PAJPH Special Issue - Sexual and reproductive health of migrants from Venezuela and Central America

migrants waiting

In recent years, two simultaneous mass migratory regional phenomena in the Americas have been taking place as people from Central American countries and Venezuela migrate to other countries in the region. It is estimated that over 7 million Venezuelans had left their country, seeking relocation in other Latin American and Caribbean countries, primarily in Colombia, Peru, and Ecuador. Likewise, more than 700 000 individuals from Central America and Mexico were in transit seeking relocation to the United States and Canada which, given the sharp increase in the past year, may result in over 500 000 individuals requiring humanitarian assistance.

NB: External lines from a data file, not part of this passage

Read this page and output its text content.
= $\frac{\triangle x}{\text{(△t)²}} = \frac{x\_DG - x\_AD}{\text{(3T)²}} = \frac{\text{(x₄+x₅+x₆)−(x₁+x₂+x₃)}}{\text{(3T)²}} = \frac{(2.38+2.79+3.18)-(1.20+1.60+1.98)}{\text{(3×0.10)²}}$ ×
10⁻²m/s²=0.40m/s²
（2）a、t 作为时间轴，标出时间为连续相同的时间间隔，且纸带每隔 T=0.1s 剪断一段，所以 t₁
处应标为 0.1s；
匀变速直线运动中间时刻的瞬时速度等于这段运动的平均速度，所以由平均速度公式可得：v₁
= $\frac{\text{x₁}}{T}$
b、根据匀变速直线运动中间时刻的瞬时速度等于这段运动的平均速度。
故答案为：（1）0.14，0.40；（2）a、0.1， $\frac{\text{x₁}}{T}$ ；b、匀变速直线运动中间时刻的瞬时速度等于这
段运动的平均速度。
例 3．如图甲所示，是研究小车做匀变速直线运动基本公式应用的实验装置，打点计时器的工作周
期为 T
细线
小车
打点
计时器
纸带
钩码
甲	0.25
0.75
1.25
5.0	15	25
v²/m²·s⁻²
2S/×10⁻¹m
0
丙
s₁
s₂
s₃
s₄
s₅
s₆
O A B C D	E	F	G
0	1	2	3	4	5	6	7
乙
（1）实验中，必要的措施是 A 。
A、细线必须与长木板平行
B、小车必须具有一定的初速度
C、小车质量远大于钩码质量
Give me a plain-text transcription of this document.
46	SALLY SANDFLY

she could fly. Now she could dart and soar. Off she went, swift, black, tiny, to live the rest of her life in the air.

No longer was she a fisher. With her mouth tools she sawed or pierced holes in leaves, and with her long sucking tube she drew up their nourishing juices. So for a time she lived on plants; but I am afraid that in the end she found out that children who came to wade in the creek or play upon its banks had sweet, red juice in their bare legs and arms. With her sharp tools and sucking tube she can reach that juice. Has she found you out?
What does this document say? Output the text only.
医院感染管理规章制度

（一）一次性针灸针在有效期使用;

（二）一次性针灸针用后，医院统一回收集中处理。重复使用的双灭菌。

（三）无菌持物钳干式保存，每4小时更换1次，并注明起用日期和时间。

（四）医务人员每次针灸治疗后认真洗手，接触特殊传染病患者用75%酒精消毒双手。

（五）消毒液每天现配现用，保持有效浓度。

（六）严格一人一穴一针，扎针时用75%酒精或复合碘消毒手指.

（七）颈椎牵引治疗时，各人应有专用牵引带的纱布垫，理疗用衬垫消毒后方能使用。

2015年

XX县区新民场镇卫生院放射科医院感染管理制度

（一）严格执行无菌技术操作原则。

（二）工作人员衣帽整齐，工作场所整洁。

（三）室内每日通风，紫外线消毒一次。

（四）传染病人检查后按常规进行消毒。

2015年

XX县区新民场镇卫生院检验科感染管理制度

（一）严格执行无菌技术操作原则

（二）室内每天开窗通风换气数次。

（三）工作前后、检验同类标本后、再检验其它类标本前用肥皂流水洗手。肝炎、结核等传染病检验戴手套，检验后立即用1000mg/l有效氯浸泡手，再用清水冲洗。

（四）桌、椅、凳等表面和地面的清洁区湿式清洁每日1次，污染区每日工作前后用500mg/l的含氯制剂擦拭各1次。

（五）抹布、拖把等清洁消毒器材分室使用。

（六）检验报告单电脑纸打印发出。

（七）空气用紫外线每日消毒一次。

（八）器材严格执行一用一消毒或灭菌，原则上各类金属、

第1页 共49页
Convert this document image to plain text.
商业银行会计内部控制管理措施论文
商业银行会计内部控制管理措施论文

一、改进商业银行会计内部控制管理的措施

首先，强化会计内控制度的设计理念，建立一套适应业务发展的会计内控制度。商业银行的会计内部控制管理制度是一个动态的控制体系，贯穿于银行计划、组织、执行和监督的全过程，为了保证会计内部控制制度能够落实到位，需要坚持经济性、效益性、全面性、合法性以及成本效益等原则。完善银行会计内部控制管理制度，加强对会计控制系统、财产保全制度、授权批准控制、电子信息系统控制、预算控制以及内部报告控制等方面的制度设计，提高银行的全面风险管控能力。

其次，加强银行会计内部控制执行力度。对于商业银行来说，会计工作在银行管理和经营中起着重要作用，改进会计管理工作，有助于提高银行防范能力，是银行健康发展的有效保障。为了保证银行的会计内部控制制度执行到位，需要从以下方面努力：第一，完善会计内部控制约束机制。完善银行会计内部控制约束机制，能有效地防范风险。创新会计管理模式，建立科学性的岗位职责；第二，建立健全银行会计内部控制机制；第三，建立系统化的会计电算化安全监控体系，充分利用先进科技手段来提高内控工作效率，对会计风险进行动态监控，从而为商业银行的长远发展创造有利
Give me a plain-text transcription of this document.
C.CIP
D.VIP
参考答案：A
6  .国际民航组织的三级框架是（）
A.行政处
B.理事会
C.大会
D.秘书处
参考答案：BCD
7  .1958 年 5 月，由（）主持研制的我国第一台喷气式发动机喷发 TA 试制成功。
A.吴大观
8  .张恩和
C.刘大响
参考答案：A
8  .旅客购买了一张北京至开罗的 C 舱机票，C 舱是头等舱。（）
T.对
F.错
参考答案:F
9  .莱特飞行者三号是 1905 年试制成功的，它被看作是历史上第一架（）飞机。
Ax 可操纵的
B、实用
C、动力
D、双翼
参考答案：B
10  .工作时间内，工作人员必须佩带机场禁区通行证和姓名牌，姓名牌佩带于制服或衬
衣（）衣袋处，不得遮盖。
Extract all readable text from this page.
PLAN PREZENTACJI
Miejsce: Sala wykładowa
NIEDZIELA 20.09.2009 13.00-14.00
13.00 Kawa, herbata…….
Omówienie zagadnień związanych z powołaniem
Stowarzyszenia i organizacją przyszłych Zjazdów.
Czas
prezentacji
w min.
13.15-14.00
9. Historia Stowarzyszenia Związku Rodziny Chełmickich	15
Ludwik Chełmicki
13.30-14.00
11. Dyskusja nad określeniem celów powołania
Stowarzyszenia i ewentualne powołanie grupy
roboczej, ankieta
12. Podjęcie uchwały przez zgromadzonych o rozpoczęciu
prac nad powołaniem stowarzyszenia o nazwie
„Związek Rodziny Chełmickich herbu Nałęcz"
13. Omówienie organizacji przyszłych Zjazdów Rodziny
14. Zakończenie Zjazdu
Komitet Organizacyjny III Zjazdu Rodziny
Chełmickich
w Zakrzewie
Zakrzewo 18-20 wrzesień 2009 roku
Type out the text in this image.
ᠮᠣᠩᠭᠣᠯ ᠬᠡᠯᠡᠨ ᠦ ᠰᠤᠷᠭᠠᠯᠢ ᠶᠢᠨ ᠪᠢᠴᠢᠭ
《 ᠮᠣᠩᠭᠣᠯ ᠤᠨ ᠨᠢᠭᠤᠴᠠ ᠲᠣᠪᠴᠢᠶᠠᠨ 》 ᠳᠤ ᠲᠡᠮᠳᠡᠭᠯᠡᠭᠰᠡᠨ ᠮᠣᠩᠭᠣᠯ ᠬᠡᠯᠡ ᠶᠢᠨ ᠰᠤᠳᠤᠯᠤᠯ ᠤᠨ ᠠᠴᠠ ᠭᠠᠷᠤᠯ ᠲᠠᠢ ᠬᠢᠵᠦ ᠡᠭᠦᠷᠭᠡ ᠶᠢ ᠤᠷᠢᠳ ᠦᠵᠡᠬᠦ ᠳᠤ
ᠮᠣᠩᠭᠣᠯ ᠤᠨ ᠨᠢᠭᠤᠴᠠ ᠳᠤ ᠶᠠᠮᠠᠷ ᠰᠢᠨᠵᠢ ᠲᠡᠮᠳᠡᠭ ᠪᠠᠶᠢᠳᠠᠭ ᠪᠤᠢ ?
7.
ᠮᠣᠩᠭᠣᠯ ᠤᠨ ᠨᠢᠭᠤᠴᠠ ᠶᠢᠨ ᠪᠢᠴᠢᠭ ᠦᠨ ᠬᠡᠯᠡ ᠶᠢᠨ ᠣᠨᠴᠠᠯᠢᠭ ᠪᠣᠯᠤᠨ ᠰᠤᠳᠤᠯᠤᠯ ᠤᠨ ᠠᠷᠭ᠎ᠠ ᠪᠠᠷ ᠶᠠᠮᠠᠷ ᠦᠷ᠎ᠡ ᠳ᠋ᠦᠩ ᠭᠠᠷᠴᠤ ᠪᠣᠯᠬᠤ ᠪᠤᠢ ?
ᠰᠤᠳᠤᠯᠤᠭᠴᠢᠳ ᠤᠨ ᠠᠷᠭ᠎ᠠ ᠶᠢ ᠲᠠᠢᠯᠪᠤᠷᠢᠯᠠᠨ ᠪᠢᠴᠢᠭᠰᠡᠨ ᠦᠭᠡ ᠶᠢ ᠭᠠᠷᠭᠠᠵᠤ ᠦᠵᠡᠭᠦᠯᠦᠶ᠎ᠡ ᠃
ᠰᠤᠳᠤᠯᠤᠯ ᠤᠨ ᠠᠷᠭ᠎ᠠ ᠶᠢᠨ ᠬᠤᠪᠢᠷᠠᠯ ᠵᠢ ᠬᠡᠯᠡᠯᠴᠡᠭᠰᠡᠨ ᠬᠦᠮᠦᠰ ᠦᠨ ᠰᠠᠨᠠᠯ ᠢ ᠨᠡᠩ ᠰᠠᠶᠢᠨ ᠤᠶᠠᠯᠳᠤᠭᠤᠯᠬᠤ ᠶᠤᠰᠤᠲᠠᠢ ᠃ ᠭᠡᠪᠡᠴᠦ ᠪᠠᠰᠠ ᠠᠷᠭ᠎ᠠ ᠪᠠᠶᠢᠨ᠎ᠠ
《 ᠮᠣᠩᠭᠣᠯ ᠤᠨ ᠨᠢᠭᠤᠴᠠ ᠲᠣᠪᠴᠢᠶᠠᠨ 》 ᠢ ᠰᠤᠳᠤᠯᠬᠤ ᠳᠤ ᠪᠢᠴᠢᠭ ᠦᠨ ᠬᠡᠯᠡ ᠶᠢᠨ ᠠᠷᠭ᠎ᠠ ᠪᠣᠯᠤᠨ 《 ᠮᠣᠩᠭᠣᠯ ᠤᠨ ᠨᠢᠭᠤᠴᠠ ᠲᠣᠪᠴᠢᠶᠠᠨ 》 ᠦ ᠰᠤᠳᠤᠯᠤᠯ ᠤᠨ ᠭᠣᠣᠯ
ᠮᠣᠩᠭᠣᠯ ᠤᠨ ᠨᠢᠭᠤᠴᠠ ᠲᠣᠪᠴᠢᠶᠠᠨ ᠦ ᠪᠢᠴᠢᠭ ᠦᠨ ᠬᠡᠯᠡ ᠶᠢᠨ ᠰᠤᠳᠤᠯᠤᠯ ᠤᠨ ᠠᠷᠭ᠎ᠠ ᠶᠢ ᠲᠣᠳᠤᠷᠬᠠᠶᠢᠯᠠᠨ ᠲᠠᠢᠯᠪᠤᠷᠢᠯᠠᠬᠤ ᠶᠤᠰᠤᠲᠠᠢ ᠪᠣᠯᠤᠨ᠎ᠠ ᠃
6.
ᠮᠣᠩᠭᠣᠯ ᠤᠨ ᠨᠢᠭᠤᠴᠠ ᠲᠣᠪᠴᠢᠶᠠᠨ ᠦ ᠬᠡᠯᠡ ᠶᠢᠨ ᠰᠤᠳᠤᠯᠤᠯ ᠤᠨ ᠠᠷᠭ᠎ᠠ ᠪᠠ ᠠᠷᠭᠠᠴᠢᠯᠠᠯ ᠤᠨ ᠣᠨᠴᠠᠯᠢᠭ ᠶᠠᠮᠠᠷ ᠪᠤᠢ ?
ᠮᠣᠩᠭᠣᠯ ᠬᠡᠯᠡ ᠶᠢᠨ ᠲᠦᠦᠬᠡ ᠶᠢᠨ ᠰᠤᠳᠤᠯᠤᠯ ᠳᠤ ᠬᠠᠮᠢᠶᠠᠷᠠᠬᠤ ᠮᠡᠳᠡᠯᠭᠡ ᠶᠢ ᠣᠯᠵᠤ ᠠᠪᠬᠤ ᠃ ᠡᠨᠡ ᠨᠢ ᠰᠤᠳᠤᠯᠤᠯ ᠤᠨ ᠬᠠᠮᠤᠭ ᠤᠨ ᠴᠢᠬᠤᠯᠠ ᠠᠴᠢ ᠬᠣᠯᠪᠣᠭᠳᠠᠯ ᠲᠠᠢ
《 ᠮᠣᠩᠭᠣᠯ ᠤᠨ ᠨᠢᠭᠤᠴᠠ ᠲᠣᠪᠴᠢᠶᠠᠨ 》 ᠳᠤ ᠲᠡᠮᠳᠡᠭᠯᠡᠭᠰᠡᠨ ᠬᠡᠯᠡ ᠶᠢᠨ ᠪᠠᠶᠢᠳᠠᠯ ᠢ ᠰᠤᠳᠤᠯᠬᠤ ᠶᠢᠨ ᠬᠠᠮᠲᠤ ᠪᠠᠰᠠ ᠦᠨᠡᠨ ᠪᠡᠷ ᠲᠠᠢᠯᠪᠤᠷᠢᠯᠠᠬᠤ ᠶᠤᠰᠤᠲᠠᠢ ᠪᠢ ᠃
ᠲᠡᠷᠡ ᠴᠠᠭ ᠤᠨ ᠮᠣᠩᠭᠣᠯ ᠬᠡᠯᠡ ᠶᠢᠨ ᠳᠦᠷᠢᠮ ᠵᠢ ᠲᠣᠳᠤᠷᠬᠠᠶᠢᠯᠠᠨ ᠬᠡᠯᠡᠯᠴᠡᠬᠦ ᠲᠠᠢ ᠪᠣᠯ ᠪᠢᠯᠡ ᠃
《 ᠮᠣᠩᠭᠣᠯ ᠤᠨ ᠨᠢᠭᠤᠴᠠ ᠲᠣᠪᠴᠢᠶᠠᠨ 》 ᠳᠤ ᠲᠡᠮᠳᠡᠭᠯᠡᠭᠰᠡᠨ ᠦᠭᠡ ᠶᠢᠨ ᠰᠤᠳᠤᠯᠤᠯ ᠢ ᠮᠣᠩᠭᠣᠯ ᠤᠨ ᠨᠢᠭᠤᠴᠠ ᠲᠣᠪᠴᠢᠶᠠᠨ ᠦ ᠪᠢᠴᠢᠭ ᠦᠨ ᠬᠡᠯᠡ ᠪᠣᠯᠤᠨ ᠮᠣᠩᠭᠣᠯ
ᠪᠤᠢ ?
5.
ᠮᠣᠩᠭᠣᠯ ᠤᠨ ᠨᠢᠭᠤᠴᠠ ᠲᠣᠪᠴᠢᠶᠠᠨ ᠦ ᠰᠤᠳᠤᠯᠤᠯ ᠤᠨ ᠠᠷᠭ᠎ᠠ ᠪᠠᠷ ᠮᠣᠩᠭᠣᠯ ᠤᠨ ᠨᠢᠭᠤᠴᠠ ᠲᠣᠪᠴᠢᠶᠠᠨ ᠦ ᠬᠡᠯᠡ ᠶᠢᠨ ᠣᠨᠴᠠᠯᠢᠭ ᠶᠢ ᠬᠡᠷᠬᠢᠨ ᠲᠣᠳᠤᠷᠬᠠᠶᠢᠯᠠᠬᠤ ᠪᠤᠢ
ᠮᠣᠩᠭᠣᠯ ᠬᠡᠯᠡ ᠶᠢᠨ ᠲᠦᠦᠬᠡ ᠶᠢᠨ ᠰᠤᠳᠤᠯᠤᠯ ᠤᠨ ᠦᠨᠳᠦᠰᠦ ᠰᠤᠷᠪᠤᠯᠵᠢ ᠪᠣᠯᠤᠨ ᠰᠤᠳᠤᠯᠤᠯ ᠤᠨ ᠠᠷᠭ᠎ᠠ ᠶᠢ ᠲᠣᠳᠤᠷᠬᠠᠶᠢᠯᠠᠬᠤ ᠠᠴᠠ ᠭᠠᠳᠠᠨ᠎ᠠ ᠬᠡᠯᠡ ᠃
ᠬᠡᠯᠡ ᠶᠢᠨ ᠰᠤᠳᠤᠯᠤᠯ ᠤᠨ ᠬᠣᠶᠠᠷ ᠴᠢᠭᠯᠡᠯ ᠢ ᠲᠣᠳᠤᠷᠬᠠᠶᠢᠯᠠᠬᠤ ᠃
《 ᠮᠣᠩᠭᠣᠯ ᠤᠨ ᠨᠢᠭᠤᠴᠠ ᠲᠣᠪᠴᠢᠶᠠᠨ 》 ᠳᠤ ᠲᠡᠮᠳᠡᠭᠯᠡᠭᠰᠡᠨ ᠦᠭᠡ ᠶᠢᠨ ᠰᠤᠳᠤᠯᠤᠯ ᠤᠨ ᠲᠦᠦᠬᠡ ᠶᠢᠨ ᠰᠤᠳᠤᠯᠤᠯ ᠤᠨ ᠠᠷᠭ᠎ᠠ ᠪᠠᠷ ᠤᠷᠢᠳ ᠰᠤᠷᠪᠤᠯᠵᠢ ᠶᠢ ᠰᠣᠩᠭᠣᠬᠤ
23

Sexual and reproductive health and rights (SRHR) are integral to health and ensuring access to these services among  migrants remains an important public health priority. Given the scarce evidence relating to SRHR and migration in the Americas, including risks of infectious diseases and health system capacity to respond, the need for context-specific and locally led evidence generation was deemed a priority for partners working on these issues. In 2019, a collaborative call for research proposals was led by the UNDP/UNFPA/UNICEF/WHO/World Bank Special Programme of ResearchDevelopment and Research Training in Human Reproduction (HRP) through the HRP Alliance for research capacity strengthening, together with the UNICEF/UNDP/World Bank/WHO Special Programme for Research and Training in Tropical Diseases (TDR), the Alliance for Health Policy and Systems Research (AHPSR), the Latin American Center of Perinatology, Women and Reproductive Health (CLAP) part of the Pan American Health Organization (PAHO), and the HRP Alliance regional research capacity strengthening hub at the Centro de Pesquisas em Saúde Reprodutiva de Campinas (CEMICAMP).

This special issue of the Pan American Journal of Public Health brings together findings from the 11 projects across eight countries (Brazil, Colombia, Dominican Republic, Ecuador, El Salvador, Guatemala, Mexico, and Peru) that received funding to use implementation research principles and to embed individual and institutional research capacity strengthening activities.